Pour certains médecins, le Prolia est un médicament vedette, celui qui a révolutionné la prise en charge de l’ostéoporose. Pour d’autres, ce traitement est un danger… une fois arrêté, pouvant provoquer d’insidieuses fractures spontanées des vertèbres. Mais les autorités européennes refusent de reconnaître cet effet secondaire non mentionné sur la notice.

Ils devaient être sympas, les walking dinners entre deux conférences.  » Que pensez-vous de cet acide alendronique ? Il me tarde de lire vos recherches sur l’ostéolyse. Captivant, votre exposé sur l’impact de l’hyperprolactinémie !  » Comme 3 964 autres spécialistes des os, le professeur Olivier Lamy était de la party, au congrès mondial de l’ostéoporose organisé à Cracovie, du 19 au 22 avril dernier. Mais contrairement à ses quatre confrères suisses, lui n’avait pas été convié par Amgen, géant pharmaceutique américain. La conférence qu’il s’apprêtait à livrer lors de ce colloque n’y était pas étrangère. Comme les articles scientifiques et les interviews qu’il enchaîne depuis trois ans comme autant de mises en garde contre un effet secondaire insoupçonné du Prolia, récent traitement contre l’ostéoporose.

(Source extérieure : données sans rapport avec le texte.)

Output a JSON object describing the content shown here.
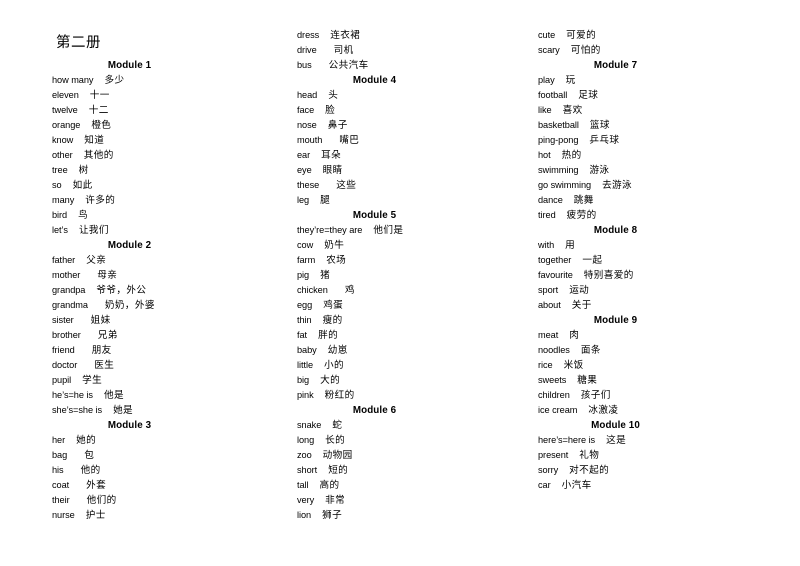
{
  "document": {
    "title": "第二册"
  },
  "columns": [
    {
      "id": "column-1",
      "blocks": [
        {
          "type": "module",
          "label": "Module 1"
        },
        {
          "type": "entry",
          "en": "how  many",
          "gap": "md",
          "zh": "多少"
        },
        {
          "type": "entry",
          "en": "eleven",
          "gap": "md",
          "zh": "十一"
        },
        {
          "type": "entry",
          "en": "twelve",
          "gap": "md",
          "zh": "十二"
        },
        {
          "type": "entry",
          "en": "orange",
          "gap": "md",
          "zh": "橙色"
        },
        {
          "type": "entry",
          "en": "know",
          "gap": "md",
          "zh": "知道"
        },
        {
          "type": "entry",
          "en": "other",
          "gap": "md",
          "zh": "其他的"
        },
        {
          "type": "entry",
          "en": "tree",
          "gap": "md",
          "zh": "树"
        },
        {
          "type": "entry",
          "en": "so",
          "gap": "md",
          "zh": "如此"
        },
        {
          "type": "entry",
          "en": "many",
          "gap": "md",
          "zh": "许多的"
        },
        {
          "type": "entry",
          "en": "bird",
          "gap": "md",
          "zh": "鸟"
        },
        {
          "type": "entry",
          "en": "let’s",
          "gap": "md",
          "zh": "让我们"
        },
        {
          "type": "module",
          "label": "Module 2"
        },
        {
          "type": "entry",
          "en": "father",
          "gap": "md",
          "zh": "父亲"
        },
        {
          "type": "entry",
          "en": "mother",
          "gap": "lg",
          "zh": "母亲"
        },
        {
          "type": "entry",
          "en": "grandpa",
          "gap": "md",
          "zh": "爷爷，外公"
        },
        {
          "type": "entry",
          "en": "grandma",
          "gap": "lg",
          "zh": "奶奶，外婆"
        },
        {
          "type": "entry",
          "en": "sister",
          "gap": "lg",
          "zh": "姐妹"
        },
        {
          "type": "entry",
          "en": "brother",
          "gap": "lg",
          "zh": "兄弟"
        },
        {
          "type": "entry",
          "en": "friend",
          "gap": "lg",
          "zh": "朋友"
        },
        {
          "type": "entry",
          "en": "doctor",
          "gap": "lg",
          "zh": "医生"
        },
        {
          "type": "entry",
          "en": "pupil",
          "gap": "md",
          "zh": "学生"
        },
        {
          "type": "entry",
          "en": "he’s=he   is",
          "gap": "md",
          "zh": "他是"
        },
        {
          "type": "entry",
          "en": "she’s=she   is",
          "gap": "md",
          "zh": "她是"
        },
        {
          "type": "module",
          "label": "Module 3"
        },
        {
          "type": "entry",
          "en": "her",
          "gap": "md",
          "zh": "她的"
        },
        {
          "type": "entry",
          "en": "bag",
          "gap": "lg",
          "zh": "包"
        },
        {
          "type": "entry",
          "en": "his",
          "gap": "lg",
          "zh": "他的"
        },
        {
          "type": "entry",
          "en": "coat",
          "gap": "lg",
          "zh": "外套"
        },
        {
          "type": "entry",
          "en": "their",
          "gap": "lg",
          "zh": "他们的"
        },
        {
          "type": "entry",
          "en": "nurse",
          "gap": "md",
          "zh": "护士"
        }
      ]
    },
    {
      "id": "column-2",
      "blocks": [
        {
          "type": "entry",
          "en": "dress",
          "gap": "md",
          "zh": "连衣裙"
        },
        {
          "type": "entry",
          "en": "drive",
          "gap": "lg",
          "zh": "司机"
        },
        {
          "type": "entry",
          "en": "bus",
          "gap": "lg",
          "zh": "公共汽车"
        },
        {
          "type": "module",
          "label": "Module 4"
        },
        {
          "type": "entry",
          "en": "head",
          "gap": "md",
          "zh": "头"
        },
        {
          "type": "entry",
          "en": "face",
          "gap": "md",
          "zh": "脸"
        },
        {
          "type": "entry",
          "en": "nose",
          "gap": "md",
          "zh": "鼻子"
        },
        {
          "type": "entry",
          "en": "mouth",
          "gap": "lg",
          "zh": "嘴巴"
        },
        {
          "type": "entry",
          "en": "ear",
          "gap": "md",
          "zh": "耳朵"
        },
        {
          "type": "entry",
          "en": "eye",
          "gap": "md",
          "zh": "眼睛"
        },
        {
          "type": "entry",
          "en": "these",
          "gap": "lg",
          "zh": "这些"
        },
        {
          "type": "entry",
          "en": "leg",
          "gap": "md",
          "zh": "腿"
        },
        {
          "type": "module",
          "label": "Module 5"
        },
        {
          "type": "entry",
          "en": "they’re=they   are",
          "gap": "md",
          "zh": "他们是"
        },
        {
          "type": "entry",
          "en": "cow",
          "gap": "md",
          "zh": "奶牛"
        },
        {
          "type": "entry",
          "en": "farm",
          "gap": "md",
          "zh": "农场"
        },
        {
          "type": "entry",
          "en": "pig",
          "gap": "md",
          "zh": "猪"
        },
        {
          "type": "entry",
          "en": "chicken",
          "gap": "lg",
          "zh": "鸡"
        },
        {
          "type": "entry",
          "en": "egg",
          "gap": "md",
          "zh": "鸡蛋"
        },
        {
          "type": "entry",
          "en": "thin",
          "gap": "md",
          "zh": "瘦的"
        },
        {
          "type": "entry",
          "en": "fat",
          "gap": "md",
          "zh": "胖的"
        },
        {
          "type": "entry",
          "en": "baby",
          "gap": "md",
          "zh": "幼崽"
        },
        {
          "type": "entry",
          "en": "little",
          "gap": "md",
          "zh": "小的"
        },
        {
          "type": "entry",
          "en": "big",
          "gap": "md",
          "zh": "大的"
        },
        {
          "type": "entry",
          "en": "pink",
          "gap": "md",
          "zh": "粉红的"
        },
        {
          "type": "module",
          "label": "Module 6"
        },
        {
          "type": "entry",
          "en": "snake",
          "gap": "md",
          "zh": "蛇"
        },
        {
          "type": "entry",
          "en": "long",
          "gap": "md",
          "zh": "长的"
        },
        {
          "type": "entry",
          "en": "zoo",
          "gap": "md",
          "zh": "动物园"
        },
        {
          "type": "entry",
          "en": "short",
          "gap": "md",
          "zh": "短的"
        },
        {
          "type": "entry",
          "en": "tall",
          "gap": "md",
          "zh": "高的"
        },
        {
          "type": "entry",
          "en": "very",
          "gap": "md",
          "zh": "非常"
        },
        {
          "type": "entry",
          "en": "lion",
          "gap": "md",
          "zh": "狮子"
        }
      ]
    },
    {
      "id": "column-3",
      "blocks": [
        {
          "type": "entry",
          "en": "cute",
          "gap": "md",
          "zh": "可爱的"
        },
        {
          "type": "entry",
          "en": "scary",
          "gap": "md",
          "zh": "可怕的"
        },
        {
          "type": "module",
          "label": "Module 7"
        },
        {
          "type": "entry",
          "en": "play",
          "gap": "md",
          "zh": "玩"
        },
        {
          "type": "entry",
          "en": "football",
          "gap": "md",
          "zh": "足球"
        },
        {
          "type": "entry",
          "en": "like",
          "gap": "md",
          "zh": "喜欢"
        },
        {
          "type": "entry",
          "en": "basketball",
          "gap": "md",
          "zh": "篮球"
        },
        {
          "type": "entry",
          "en": "ping-pong",
          "gap": "md",
          "zh": "乒乓球"
        },
        {
          "type": "entry",
          "en": "hot",
          "gap": "md",
          "zh": "热的"
        },
        {
          "type": "entry",
          "en": "swimming",
          "gap": "md",
          "zh": "游泳"
        },
        {
          "type": "entry",
          "en": "go   swimming",
          "gap": "md",
          "zh": "去游泳"
        },
        {
          "type": "entry",
          "en": "dance",
          "gap": "md",
          "zh": "跳舞"
        },
        {
          "type": "entry",
          "en": "tired",
          "gap": "md",
          "zh": "疲劳的"
        },
        {
          "type": "module",
          "label": "Module 8"
        },
        {
          "type": "entry",
          "en": "with",
          "gap": "md",
          "zh": "用"
        },
        {
          "type": "entry",
          "en": "together",
          "gap": "md",
          "zh": "一起"
        },
        {
          "type": "entry",
          "en": "favourite",
          "gap": "md",
          "zh": "特别喜爱的"
        },
        {
          "type": "entry",
          "en": "sport",
          "gap": "md",
          "zh": "运动"
        },
        {
          "type": "entry",
          "en": "about",
          "gap": "md",
          "zh": "关于"
        },
        {
          "type": "module",
          "label": "Module 9"
        },
        {
          "type": "entry",
          "en": "meat",
          "gap": "md",
          "zh": "肉"
        },
        {
          "type": "entry",
          "en": "noodles",
          "gap": "md",
          "zh": "面条"
        },
        {
          "type": "entry",
          "en": "rice",
          "gap": "md",
          "zh": "米饭"
        },
        {
          "type": "entry",
          "en": "sweets",
          "gap": "md",
          "zh": "糖果"
        },
        {
          "type": "entry",
          "en": "children",
          "gap": "md",
          "zh": "孩子们"
        },
        {
          "type": "entry",
          "en": "ice   cream",
          "gap": "md",
          "zh": "冰激凌"
        },
        {
          "type": "module",
          "label": "Module 10"
        },
        {
          "type": "entry",
          "en": "here’s=here   is",
          "gap": "md",
          "zh": "这是"
        },
        {
          "type": "entry",
          "en": "present",
          "gap": "md",
          "zh": "礼物"
        },
        {
          "type": "entry",
          "en": "sorry",
          "gap": "md",
          "zh": "对不起的"
        },
        {
          "type": "entry",
          "en": "car",
          "gap": "md",
          "zh": "小汽车"
        }
      ]
    }
  ]
}
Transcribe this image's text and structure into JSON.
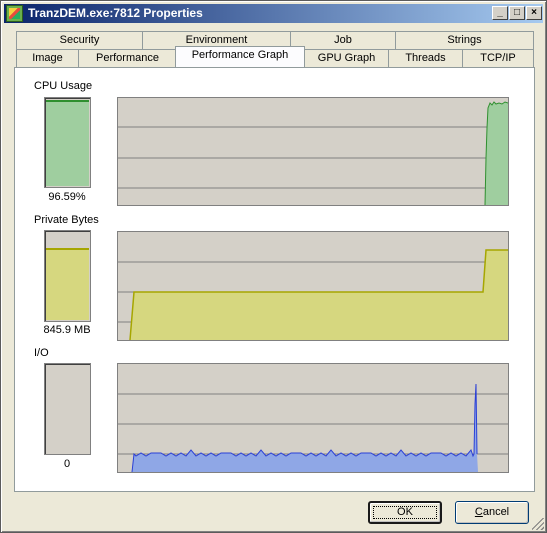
{
  "window": {
    "title": "TranzDEM.exe:7812 Properties",
    "controls": {
      "minimize": "_",
      "maximize": "□",
      "close": "×"
    }
  },
  "tabs": {
    "row_back": [
      "Security",
      "Environment",
      "Job",
      "Strings"
    ],
    "row_front": [
      "Image",
      "Performance",
      "Performance Graph",
      "GPU Graph",
      "Threads",
      "TCP/IP"
    ],
    "active": "Performance Graph"
  },
  "sections": {
    "cpu": {
      "label": "CPU Usage",
      "value": "96.59%",
      "percent": 96.59,
      "color": "#9fce9f",
      "line_color": "#2f8f2f"
    },
    "private": {
      "label": "Private Bytes",
      "value": "845.9 MB",
      "fill_fraction": 0.8,
      "color": "#d6d77f",
      "line_color": "#a6a600"
    },
    "io": {
      "label": "I/O",
      "value": "0",
      "color": "#8fa7e6",
      "line_color": "#2a3fd6"
    }
  },
  "buttons": {
    "ok": "OK",
    "cancel_prefix": "C",
    "cancel_rest": "ancel"
  },
  "colors": {
    "graph_bg": "#d4d0c8",
    "grid": "#808080"
  }
}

Alors, un billet vers la Pologne et la coquette chambre d’hôtel ad hoc, il pouvait toujours courir. Prolia, la quatrième meilleure vente annuelle d’Amgen ! Celle qui lui a permis d’empocher 1,05 milliard de dollars en 2016, 25 % de plus par rapport à l’année précédente ! Une maladie censée toucher une femme sur trois et un homme sur cinq au-delà de 50 ans aiguise forcément les appétits industriels. Vingt ans qu’aucune innovation n’avait plus fait son apparition en pharmacie, le Prolia avait donc des allures de messie. D’autant que les biphosphonates, jusqu’alors les médicaments les plus administrés, n’avaient jamais brillé par leur efficacité. Alors le bébé d’Amgen fut prescrit en veux-tu, en voilà, depuis juillet 2011, avec remboursement par l’Inami. Là où les ventes de ses concurrents régressaient, lui s’envolait. En 2016, 51 048 Belges s’en sont fait injecter une dose une fois tous les six mois. Quand même plus pratique qu’un comprimé quotidien de biphosphonate.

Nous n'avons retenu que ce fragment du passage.